Which is preferred is ultimately a stylistic choice, but personally I don’t find the latter any harder to read than the former.

Apart from this, the problem of version control is solved by virtue of having the model defined in plain text. However all VC of results is not part of the framework. The reliance on VBA is obviously eliminated. Circularity is checked at compile time, and the user has facility to examine a full dependency graph. Speed is (so far) not a problem, though when the models start to get very large I’m by no means sure that this will be faster. Even with smallish models (~200 rows, ~200 periods) it can take a couple of hundred ms to run the model. But we’ll have to see.

Shortfalls and trade-offs

When it comes to model legibility there are some trade-offs to be made. But the big, honking hole in the framework is the legibility of results. In short, for both modelling and examining results, you really miss the rich formatting abilities of Excel, and just the ability to see everything. Working locally is fine, but you really want to be able to know what’s changed in your results set as a consequence of your changes. You want to be able to mark things on the sheet, use different colors, use different font sizes for headings etc. Excel is so great at this, and it’s very hard to replicate. Ultimately the current printing of results sets needs to be replaced with something that is more flexible and more format-rich.

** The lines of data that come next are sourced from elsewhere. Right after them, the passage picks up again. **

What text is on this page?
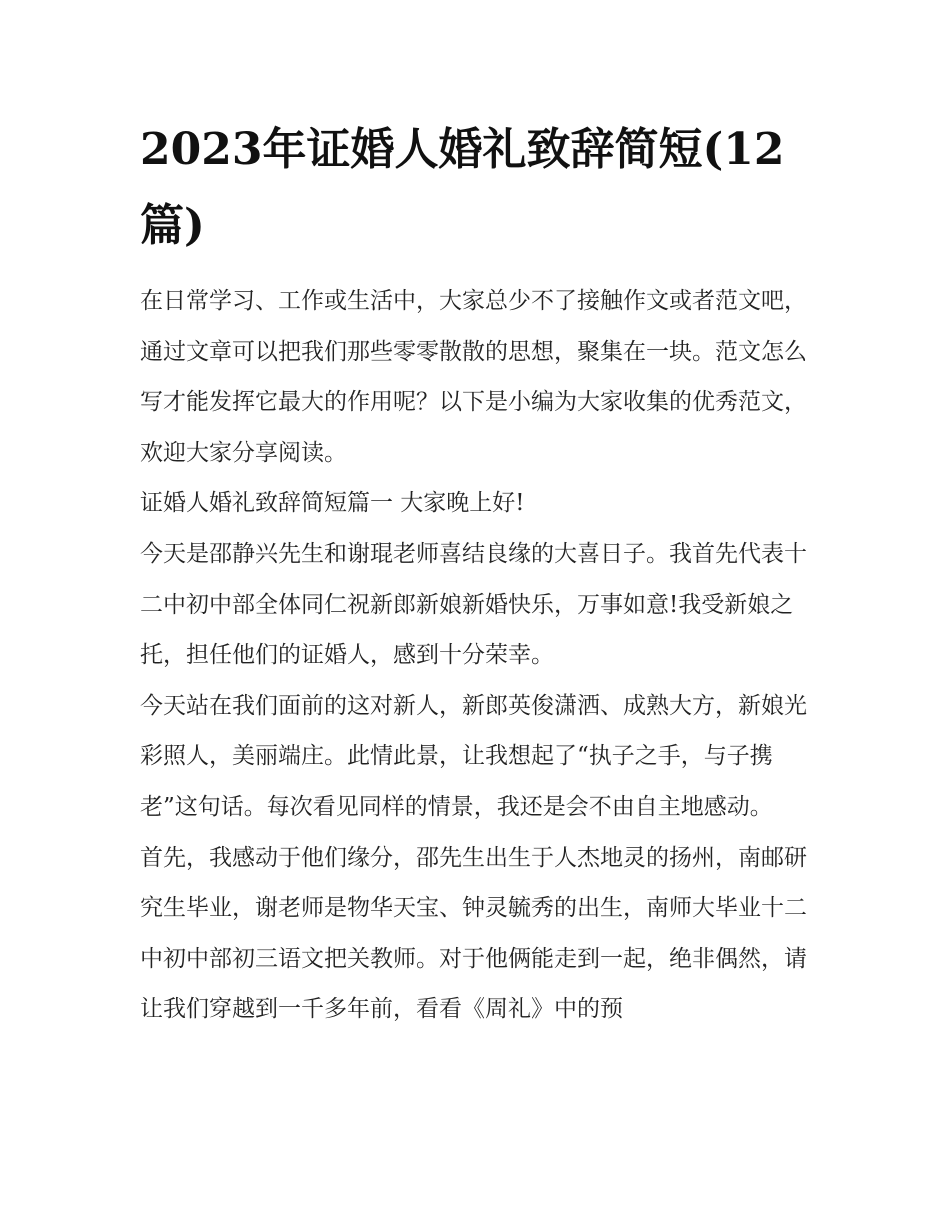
2023年证婚人婚礼致辞简短(12篇)

在日常学习、工作或生活中，大家总少不了接触作文或者范文吧，通过文章可以把我们那些零零散散的思想，聚集在一块。范文怎么写才能发挥它最大的作用呢？以下是小编为大家收集的优秀范文，欢迎大家分享阅读。

证婚人婚礼致辞简短篇一 大家晚上好!

今天是邵静兴先生和谢琨老师喜结良缘的大喜日子。我首先代表十二中初中部全体同仁祝新郎新娘新婚快乐，万事如意!我受新娘之托，担任他们的证婚人，感到十分荣幸。

今天站在我们面前的这对新人，新郎英俊潇洒、成熟大方，新娘光彩照人，美丽端庄。此情此景，让我想起了“执子之手，与子携老”这句话。每次看见同样的情景，我还是会不由自主地感动。

首先，我感动于他们缘分，邵先生出生于人杰地灵的扬州，南邮研究生毕业，谢老师是物华天宝、钟灵毓秀的出生，南师大毕业十二中初中部初三语文把关教师。对于他俩能走到一起，绝非偶然，请让我们穿越到一千多年前，看看《周礼》中的预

The actual syntax of model building is OK, but not fantastic. The building of maps is a bit clunky. This could easily be fixed with a few helpers. More difficult is some of the expression re-writing stuff. Take this calculation definition, which dynamically adds contracts to a contract revenue calc block depending on which ones are ‘on’ in the inputs. The ability to do something like this is a significant benefit over Excel, which struggles with this kind of dynamism (you would effectively have to build a bunch of tables to do look-ups). However the (list '* [...]) stuff, which is building an expression the model can evaluate, is pretty conceptually complicated programming - effectively meta-programming - which is likely beyond the capabilities of a user whose expertise is in modelling, not programming.

(def contract-revenue
  (fw/add-total
   :total
   (into (array-map)
         (for [c contract-activity]
           (let [input-qualifier (str "inputs.contracts." (name c))]
             [(keyword "contracts.revenue" (name c))
              (list '* [(keyword input-qualifier "revenue")]
                    [(keyword input-qualifier "completion")])])))))

One thing I thought would be a big benefit, but turns out to be less so, is the ability to use the full scope of the host language. In reality, the vast majority of the rows use only a few functions - conditionals, arithmetic, date functions. You just don’t really need much more than that. Having a proper branching conditionals was helpful, but that’s the only circumstance where I had to do something Excel can’t.

Future development

Here are the things that will be crucial to getting this within a country mile of MVP:

A new front end for displaying results

This is the most critical thing. The printing of tables in the REPL in plain text is not good enough.

Checks and warnings.

The user should have the ability to set up their own checks (e.g balance sheet doesn’t balance), and on running the model they should be warned if any of these checks are off.

Multiple scenarios and goal seek

The user should be able to run multiple scenarios based on different input values and compare the outputs of those.

Version control of results

When the user runs the model, they should be able to see what has changed from the last time they ran the model.